My entire life I have been terrified of failure. I'm not afraid of much. I'll jump off a cliff, out of an airplane, and needles are no problem at all. But failure, that always made my skin crawl. I hated failing, in all aspects of my life. As an athlete, as a student, as a daughter, a sister, a significant other. Fear of failure had such a grip on me that I would refuse to start something new because I didn't want to be embarrassed if I failed. I played one sport my whole life, not just because I loved it but because I was good at it. I could walk on to any soccer field and feel confident in my ability to play. I stayed with one guy for years too long, not because he set my soul on fire, but because it was easy and comfortable. I told myself that failure meant I wasn't good enough. Failure meant that I needed to stop trying and just go back to my comfort zone.

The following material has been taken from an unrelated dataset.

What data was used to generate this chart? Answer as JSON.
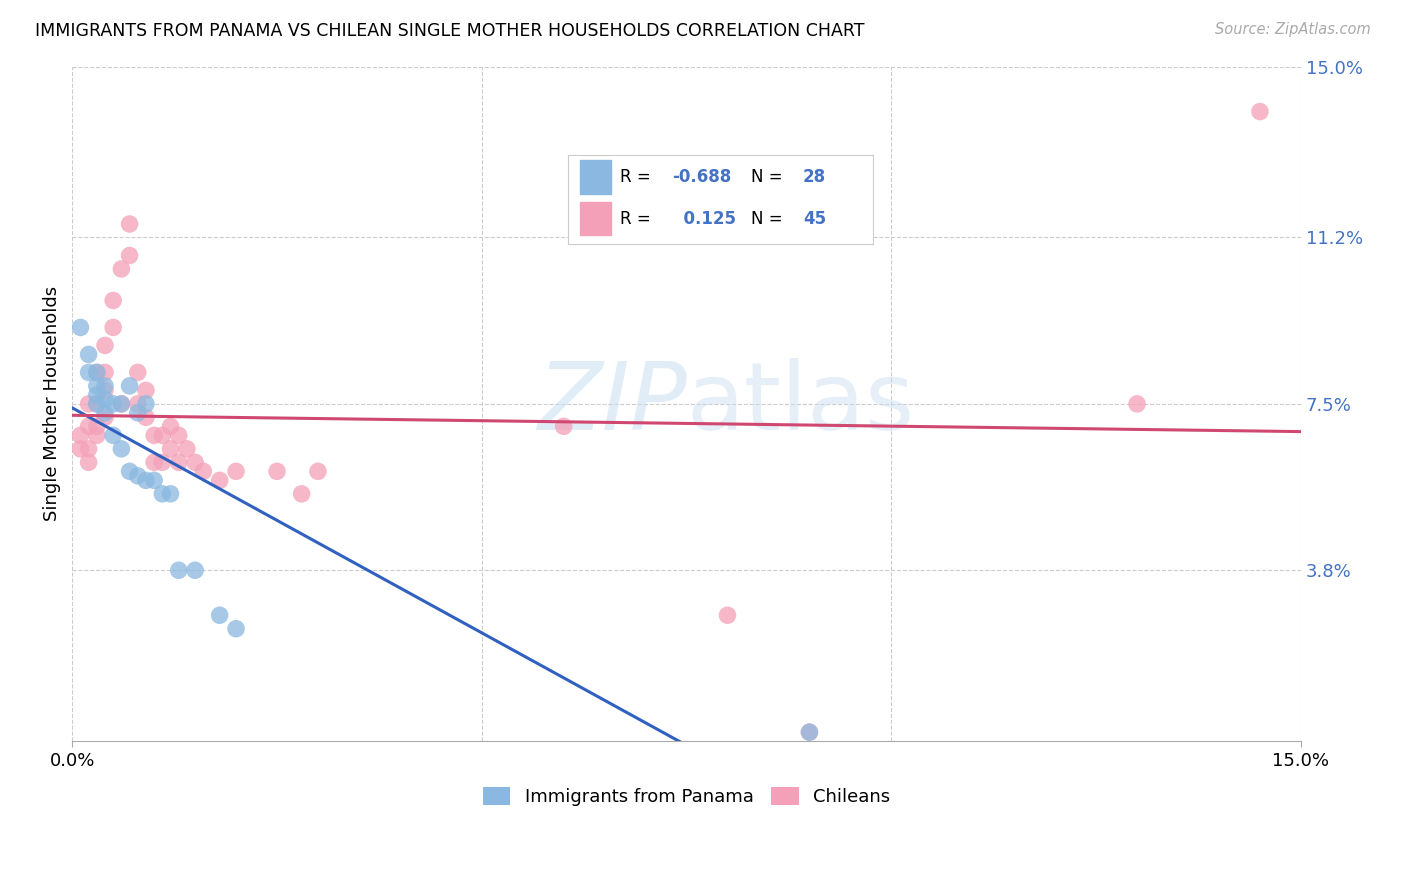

I didn't get into my dream school, which happened to be the only college plans I had. Shortly after, my long term relationship failed. God's plans were better than mine (like always) and he gave me a new plan, but I was still drowning in this fear of failure. When I first got to Southeastern, without even realizing it I quickly found my comfort zone. I signed up for soccer, even though I thought it would be fun to try something new. I stayed to myself and guarded my heart, even though I really wanted to make lasting friendships. I got the same gym membership I had back home, even though I actually hated the gym and wanted to try another way of working out.
And then God (and college) rocked my world.
It wasn't until I hit my knees, literally, that the chains started falling off. I got hit in the head and it was harder than any impact I've ever taken in the past. I got a severe concussion and post-concussion syndrome following that. The doctor told me that I couldn't play soccer for a very long time, if ever again. I struggled with sadness, I didn't sleep, my grades struggled, I put on 10 pounds, and I lost myself in the process. One day I got tired of the self-pity. I got tired of looking in the mirror and not loving the person in it. I began to realize that maybe losing myself was a good thing. I realized that I didn't want to be the girl I was before. So I started over. I wrote down all the things that I wanted to do, and I started to actually do them. I joined a kickboxing gym. I joined a small group. I started nursing school. I started to get up before the sun every day. I started reading my bible. I started jumping at the opportunity to meet new people. I started opening up to people that wanted to get to know me. I started loving myself, including my failures.
Did I fail when I tried all of these new things? Absolutely, I couldn't throw a decent punch to save my life. and I got panic attacks when I prayed out loud. Do I still fail? 100%, I failed a nursing check off just last week. But this time around, I took failure head on. Failure is inevitable, but if you change your mindset it actually becomes something beautiful. Failure means that you had the courage to try. Failure means that you have the chance to get better. Failure means that when you finally succeed, you will know what the bottom looks like and what it took to get to the top. Failure gives you a story to tell.
Welcome failure. Try something new and embrace it if you fall flat on your face. The greatest success stories are backed by failure and I can promise you that mine will be too. Failure, thank you for being my best friend. Thank you for motivating me to get up and try again. Thank you for stretching me to be the best version of myself. Fear of failure is heavy. It's a weight I'm never going to carry again. Let that weight go, because life is too short to not pursue all the beauty it has to offer.